O Natal representa sempre oportunidade de voltarmos ao cristianismo originário. Em primeiro lugar, existe a mensagem de Jesus: a experiência de Deus como Pai com características de mãe, o amor incondicional, a misericórdia e a entrega radical a um sonho: o do Reino de Deus. Em segundo lugar, existe o movimento de Jesus: daqueles que, sem aderir a alguma confissão ou dogma, se deixam fascinar por sua saga generosa e radicalmente humana e o tem como uma referência de valor. Em terceiro lugar, há as teologias sobre Jesus, já contidas nos evangelhos, escritos 40-50 anos após sua execução na cruz. As comunidades subjacentes a cada um dos evangelhos, elaboraram suas interpretações sobre a vida de Jesus, sua prática, seu conflito com os as autoridades, sua experiência de Deus e sobre o significado de sua morte e ressurreição. No entanto, cobrem sua figura com tantas doutrinas que se torna difícil saber quem foi realmente o Jesus histórico que viveu entre nós. Por fim, existem as Igrejas que tentam levar avante o legado de Jesus, uma delas, a católica, com a reivindicação de ser a única verdadeira guardiã de sua mensagem e a exclusiva intérprete de seu significado. Tal pretensão torna praticamente impossível o diálogo ecumênico e a unidade das igrejas a não ser mediante à conversão.
Hoje tendemos a dizer que Jesus não pode ser apropriado por nenhuma Igreja. Ele pertence à humanidade e representa um dom que Deus ofereceu a todos, de todos os quadrantes.
Tomando como referencia a Igreja Católica, notamos que em sua milenar história, duas tendências, entre outras menores, ganharam grande curso. A primeira se funda muito na culpa, no pecado e na penitência. Sobre tais realidades paira o espectro do inferno, do purgatório e do medo.

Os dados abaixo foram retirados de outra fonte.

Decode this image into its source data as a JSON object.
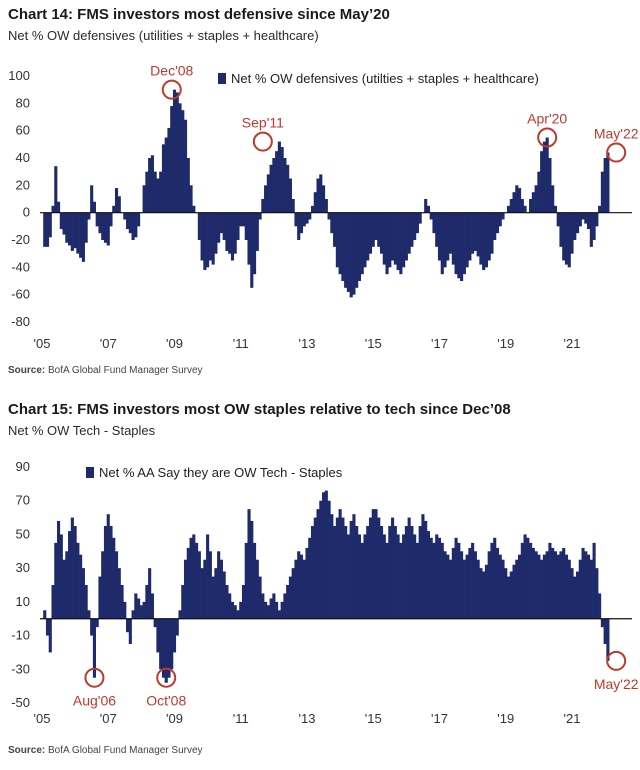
{
  "charts_text": [
    {
      "title": "Chart 14: FMS investors most defensive since May’20",
      "subtitle": "Net % OW defensives (utilities + staples + healthcare)",
      "source_label": "Source:",
      "source_text": "BofA Global Fund Manager Survey"
    },
    {
      "title": "Chart 15: FMS investors most OW staples relative to tech since Dec’08",
      "subtitle": "Net % OW Tech - Staples",
      "source_label": "Source:",
      "source_text": "BofA Global Fund Manager Survey"
    }
  ],
  "colors": {
    "bar": "#1f2a6b",
    "annotation": "#c0392b",
    "axis": "#111111"
  },
  "chart_data": [
    {
      "type": "bar",
      "title": "Chart 14: FMS investors most defensive since May’20",
      "subtitle": "Net % OW defensives (utilities + staples + healthcare)",
      "legend": "Net % OW defensives (utilties + staples + healthcare)",
      "legend_position": "top-center",
      "ylim": [
        -80,
        100
      ],
      "yticks": [
        100,
        80,
        60,
        40,
        20,
        0,
        -20,
        -40,
        -60,
        -80
      ],
      "xlim": [
        2005.0,
        2022.75
      ],
      "xticks": [
        {
          "x": 2005,
          "label": "'05"
        },
        {
          "x": 2007,
          "label": "'07"
        },
        {
          "x": 2009,
          "label": "'09"
        },
        {
          "x": 2011,
          "label": "'11"
        },
        {
          "x": 2013,
          "label": "'13"
        },
        {
          "x": 2015,
          "label": "'15"
        },
        {
          "x": 2017,
          "label": "'17"
        },
        {
          "x": 2019,
          "label": "'19"
        },
        {
          "x": 2021,
          "label": "'21"
        }
      ],
      "series": [
        {
          "x_start": 2005.083,
          "step_months": 1,
          "values": [
            -25,
            -25,
            -18,
            5,
            34,
            8,
            -12,
            -16,
            -22,
            -24,
            -28,
            -26,
            -30,
            -33,
            -36,
            -22,
            -5,
            20,
            8,
            -10,
            -15,
            -20,
            -22,
            -24,
            -10,
            5,
            18,
            12,
            0,
            -5,
            -12,
            -15,
            -20,
            -18,
            -10,
            0,
            20,
            30,
            40,
            42,
            30,
            25,
            30,
            50,
            55,
            62,
            78,
            90,
            88,
            80,
            75,
            68,
            40,
            20,
            5,
            0,
            -20,
            -35,
            -42,
            -40,
            -35,
            -38,
            -30,
            -22,
            -15,
            -20,
            -28,
            -30,
            -35,
            -30,
            -20,
            -10,
            -10,
            -20,
            -38,
            -55,
            -45,
            -28,
            -5,
            10,
            20,
            28,
            35,
            40,
            45,
            52,
            48,
            40,
            35,
            25,
            10,
            -10,
            -20,
            -15,
            -10,
            -8,
            -5,
            5,
            15,
            25,
            28,
            20,
            10,
            -5,
            -15,
            -25,
            -40,
            -45,
            -50,
            -55,
            -58,
            -62,
            -60,
            -55,
            -50,
            -45,
            -40,
            -35,
            -30,
            -25,
            -20,
            -25,
            -30,
            -38,
            -45,
            -40,
            -35,
            -38,
            -42,
            -45,
            -40,
            -35,
            -30,
            -25,
            -20,
            -15,
            -8,
            0,
            10,
            5,
            -5,
            -15,
            -25,
            -35,
            -45,
            -40,
            -35,
            -30,
            -38,
            -45,
            -48,
            -50,
            -45,
            -40,
            -35,
            -30,
            -28,
            -32,
            -38,
            -42,
            -40,
            -35,
            -30,
            -20,
            -15,
            -10,
            -5,
            0,
            5,
            10,
            15,
            20,
            18,
            10,
            5,
            0,
            10,
            15,
            20,
            30,
            45,
            52,
            55,
            40,
            20,
            5,
            -10,
            -25,
            -35,
            -38,
            -40,
            -30,
            -20,
            -15,
            -10,
            -5,
            -8,
            -12,
            -25,
            -20,
            -10,
            5,
            30,
            40,
            44
          ]
        }
      ],
      "annotations": [
        {
          "label": "Dec'08",
          "x": 2008.917,
          "y": 90
        },
        {
          "label": "Sep'11",
          "x": 2011.667,
          "y": 52
        },
        {
          "label": "Apr'20",
          "x": 2020.25,
          "y": 55
        },
        {
          "label": "May'22",
          "x": 2022.333,
          "y": 44
        }
      ]
    },
    {
      "type": "bar",
      "title": "Chart 15: FMS investors most OW staples relative to tech since Dec’08",
      "subtitle": "Net % OW Tech - Staples",
      "legend": "Net % AA Say they are OW Tech - Staples",
      "legend_position": "top-left",
      "ylim": [
        -50,
        90
      ],
      "yticks": [
        90,
        70,
        50,
        30,
        10,
        -10,
        -30,
        -50
      ],
      "xlim": [
        2005.0,
        2022.75
      ],
      "xticks": [
        {
          "x": 2005,
          "label": "'05"
        },
        {
          "x": 2007,
          "label": "'07"
        },
        {
          "x": 2009,
          "label": "'09"
        },
        {
          "x": 2011,
          "label": "'11"
        },
        {
          "x": 2013,
          "label": "'13"
        },
        {
          "x": 2015,
          "label": "'15"
        },
        {
          "x": 2017,
          "label": "'17"
        },
        {
          "x": 2019,
          "label": "'19"
        },
        {
          "x": 2021,
          "label": "'21"
        }
      ],
      "series": [
        {
          "x_start": 2005.083,
          "step_months": 1,
          "values": [
            5,
            -10,
            -20,
            20,
            45,
            58,
            50,
            35,
            40,
            52,
            60,
            55,
            45,
            38,
            30,
            20,
            5,
            -10,
            -35,
            -5,
            25,
            40,
            55,
            62,
            55,
            48,
            40,
            30,
            20,
            10,
            -8,
            -15,
            5,
            15,
            12,
            8,
            10,
            20,
            30,
            15,
            -5,
            -20,
            -30,
            -35,
            -38,
            -35,
            -30,
            -20,
            -10,
            5,
            20,
            35,
            42,
            48,
            50,
            45,
            40,
            30,
            35,
            50,
            40,
            25,
            30,
            40,
            35,
            28,
            20,
            15,
            10,
            8,
            5,
            10,
            20,
            45,
            65,
            58,
            45,
            35,
            25,
            15,
            10,
            8,
            12,
            15,
            10,
            5,
            10,
            15,
            20,
            25,
            30,
            35,
            40,
            38,
            35,
            42,
            48,
            55,
            60,
            65,
            70,
            75,
            76,
            70,
            62,
            55,
            60,
            65,
            60,
            55,
            50,
            58,
            62,
            55,
            50,
            45,
            50,
            55,
            60,
            65,
            65,
            60,
            55,
            50,
            45,
            55,
            60,
            55,
            50,
            45,
            50,
            55,
            60,
            55,
            50,
            45,
            55,
            62,
            58,
            52,
            48,
            45,
            50,
            48,
            45,
            40,
            38,
            35,
            42,
            48,
            45,
            40,
            35,
            38,
            42,
            45,
            40,
            35,
            30,
            28,
            32,
            40,
            45,
            48,
            42,
            38,
            35,
            30,
            25,
            28,
            32,
            35,
            38,
            45,
            50,
            48,
            45,
            42,
            40,
            38,
            35,
            38,
            40,
            45,
            42,
            40,
            38,
            40,
            42,
            38,
            35,
            30,
            25,
            28,
            35,
            42,
            40,
            38,
            35,
            45,
            30,
            15,
            -5,
            -15,
            -25
          ]
        }
      ],
      "annotations": [
        {
          "label": "Aug'06",
          "x": 2006.583,
          "y": -35
        },
        {
          "label": "Oct'08",
          "x": 2008.75,
          "y": -35
        },
        {
          "label": "May'22",
          "x": 2022.333,
          "y": -25
        }
      ]
    }
  ]
}
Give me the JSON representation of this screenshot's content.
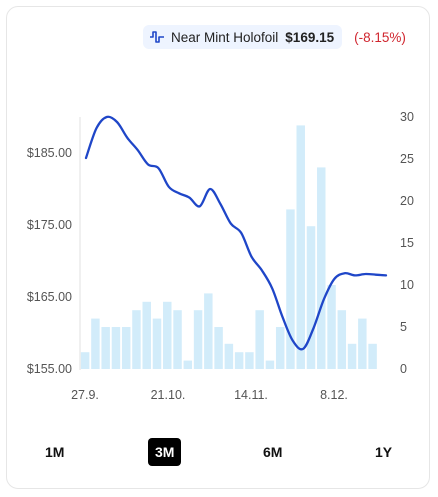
{
  "legend": {
    "series_name": "Near Mint Holofoil",
    "price": "$169.15",
    "change": "(-8.15%)",
    "icon": "line-chart-icon"
  },
  "ranges": {
    "items": [
      "1M",
      "3M",
      "6M",
      "1Y"
    ],
    "selected": "3M"
  },
  "colors": {
    "line": "#1f46c8",
    "bars": "#d2ecfa",
    "change_negative": "#d0262f",
    "active_button": "#000000"
  },
  "chart_data": {
    "type": "line",
    "title": "",
    "x_tick_labels": [
      "27.9.",
      "21.10.",
      "14.11.",
      "8.12."
    ],
    "y_left_ticks": [
      "$155.00",
      "$165.00",
      "$175.00",
      "$185.00"
    ],
    "y_left_range": [
      155,
      190
    ],
    "y_right_ticks": [
      "0",
      "5",
      "10",
      "15",
      "20",
      "25",
      "30"
    ],
    "y_right_range": [
      0,
      30
    ],
    "grid": false,
    "series": [
      {
        "name": "Near Mint Holofoil",
        "axis": "left",
        "kind": "line",
        "values": [
          184.3,
          188.4,
          190.0,
          189.3,
          187.1,
          185.4,
          183.4,
          182.9,
          180.3,
          179.4,
          178.8,
          177.6,
          180.0,
          177.9,
          175.2,
          173.9,
          170.6,
          168.7,
          166.2,
          162.2,
          158.9,
          157.8,
          160.7,
          164.7,
          167.5,
          168.3,
          168.0,
          168.2,
          168.1,
          168.0
        ]
      },
      {
        "name": "",
        "axis": "right",
        "kind": "bar",
        "values": [
          2,
          6,
          5,
          5,
          5,
          7,
          8,
          6,
          8,
          7,
          1,
          7,
          9,
          5,
          3,
          2,
          2,
          7,
          1,
          5,
          19,
          29,
          17,
          24,
          10,
          7,
          3,
          6,
          3,
          0
        ]
      }
    ]
  }
}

Efectivamente, podemos dizer, que o medo foi um dos fatores fundamentais na penetração do cristianismo, como o mostrou J. Delumeau em seu clássico O medo no Ocidente (1978). O método no tempo de Carlos Magno era: converta-te ou serás passado ao fio da espada. Lendo os primeiros catecismos feitos na América Latina como o primeiro de Frei Pedro de Córdoba, Doctrina Cristiana (1510 e 1544), vê-se claramente esta tendência. Começa-se com a descrição idílica do céu e depois a terrificante do inferno “onde estão todos os vossos antepassados, pais, mães, avós e parentes...e para onde vós todos ireis se não vos converterdes”. Setores da atual Igreja manejam ainda hoje as categorias do medo e do inferno.
Outra tendência, mais contemporânea, e penso, mais próxima de Jesus, põe a ênfase na compaixão e no amor, na justiça original e no fim bom da criação. Entende que a história da salvação se dá dentro da história humana e não como uma alternativa a ela. Daí surge um perfil de cristianismo mais jovial, em diálogo com as culturas e com os valores modernos.
A festa do Natal se liga a esta última tendência do Cristianismo. O que se celebra é um Deus-menino, que choraminga entre a vaca e burrinho, que não mete medo nem julga ninguém. É bom que os cristãos voltem a esta figura. Arquetipicamente ele representa o puer aeternus a eterna criança que, no fundo, nunca deixamos de ser.
Uma das melhores discípulas de C. G. Jung, Marie-Louise von Franz, analisou em detalhe este arquétipo em seu livro Puer Aeternus (Paulinas 1992). Ele possui certa ambiguidade. Se colocamos a criança atrás de nós, ela deslancha energias regressivas de nostalgia de um mundo que passou e que não foi totalmente superado e integrado. Continuamos infantis.
Mas se colocamos a criança eterna à nossa frente então ela suscita em nós renovação de vida, inocência, novas possibilidades de ação que correm em direção do futuro.
Pois estes são os sentimentos que queremos alimentar neste Natal no meio de uma situação sombria da Terra e da Humanidade. Sentimentos de que ainda teremos futuro e que podemos nos salvar porque a Estrela é magnânima e o puer é eterno e porque ele se encarnou neste mundo e não permitirá que afunde totalmente. Nele se manifestou a humanidade e a jovialidade do Deus de todos os povos. Tudo o mais é vaidade.